Le jeune Crispus passa sa première jeunesse dans Rome, et montra sur-le-champ, comme signe de sa nature, la double avidité des plaisirs et de la gloire ; plus tard, il marqua Sylla du même caractère ; voluptatum cupidus, gloriœ cupidior. Il désirait l’argent pour le répandre, et le métamorphoser en voluptés ; il se précipita dans les jouissances de toutes sortes avec une frénésie qui ne s’y épuisait pas tout entière, car il embrassait la science et toutes les disciplines avec la même pétulance ; ame indomptable, imagination effrénée, esprit juste, génie heureux, grande ame, vastes pensées, inextinguibles désirs, amour du beau, intelligence du vrai, soif des grandes actions et d’un illustre nom, mépris des petits devoirs et des régularités ordinaires, tel était Salluste à vingt ans.

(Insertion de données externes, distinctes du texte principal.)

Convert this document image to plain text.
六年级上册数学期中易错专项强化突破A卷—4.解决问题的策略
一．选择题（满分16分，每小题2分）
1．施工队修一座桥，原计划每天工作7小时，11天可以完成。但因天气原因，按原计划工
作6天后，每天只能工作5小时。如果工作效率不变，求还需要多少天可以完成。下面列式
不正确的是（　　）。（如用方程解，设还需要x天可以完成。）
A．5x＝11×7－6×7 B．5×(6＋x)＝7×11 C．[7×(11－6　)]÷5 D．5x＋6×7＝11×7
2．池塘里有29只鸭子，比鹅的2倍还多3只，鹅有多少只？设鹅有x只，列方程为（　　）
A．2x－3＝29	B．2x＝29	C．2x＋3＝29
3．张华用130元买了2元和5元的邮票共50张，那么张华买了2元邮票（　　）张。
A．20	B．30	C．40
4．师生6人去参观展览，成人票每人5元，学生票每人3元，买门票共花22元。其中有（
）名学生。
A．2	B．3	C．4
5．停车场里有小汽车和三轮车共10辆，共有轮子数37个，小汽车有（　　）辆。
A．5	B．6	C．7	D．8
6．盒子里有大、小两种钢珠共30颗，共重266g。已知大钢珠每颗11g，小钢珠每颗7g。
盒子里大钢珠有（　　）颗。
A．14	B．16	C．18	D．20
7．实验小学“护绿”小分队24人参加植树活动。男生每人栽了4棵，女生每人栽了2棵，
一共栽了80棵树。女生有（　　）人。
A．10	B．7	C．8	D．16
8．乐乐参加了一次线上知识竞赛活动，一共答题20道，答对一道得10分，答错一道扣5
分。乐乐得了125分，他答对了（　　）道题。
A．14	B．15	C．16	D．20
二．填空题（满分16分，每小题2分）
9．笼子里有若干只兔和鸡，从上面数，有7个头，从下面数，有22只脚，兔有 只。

Catilina conspirait ; nous autres modernes nous n’avons jamais pu savoir pourquoi. C’était évidemment quelque chose de démocratique et qui sortait des souvenirs et de la cause de Marius ; mais quel était le but du chef énergique et libertin qui menait l’entreprise ? Était-ce de brûler Rome ? d’égorger le sénat ? d’assassiner tous ceux qui n’auraient pas conspiré ? Les vainqueurs l’ont dit : les vaincus n’ont pas écrit. Il est difficile d’attribuer à un parti que ne répudiaient pas entièrement César et Crassus ces folles fureurs qui ne mènent à rien. Néanmoins la conduite de Catilina et son habileté nous semblent incriminées par l’abandon où le laissèrent les ambitieux les plus intelligens de la cause démocratique, César et Salluste. Ces deux jeunes hommes connaissaient Catilina et tous ses amis ; même âge, même humeur, mêmes plaisirs ; seulement le dictateur et l’historien futurs ne voulaient s’engager que dans une aventure féconde, persévéramment ourdie, vaste, enlaçant toutes les forces de Rome, et dans laquelle on se serait plutôt proposé de s’emparer de la république que de la bouleverser.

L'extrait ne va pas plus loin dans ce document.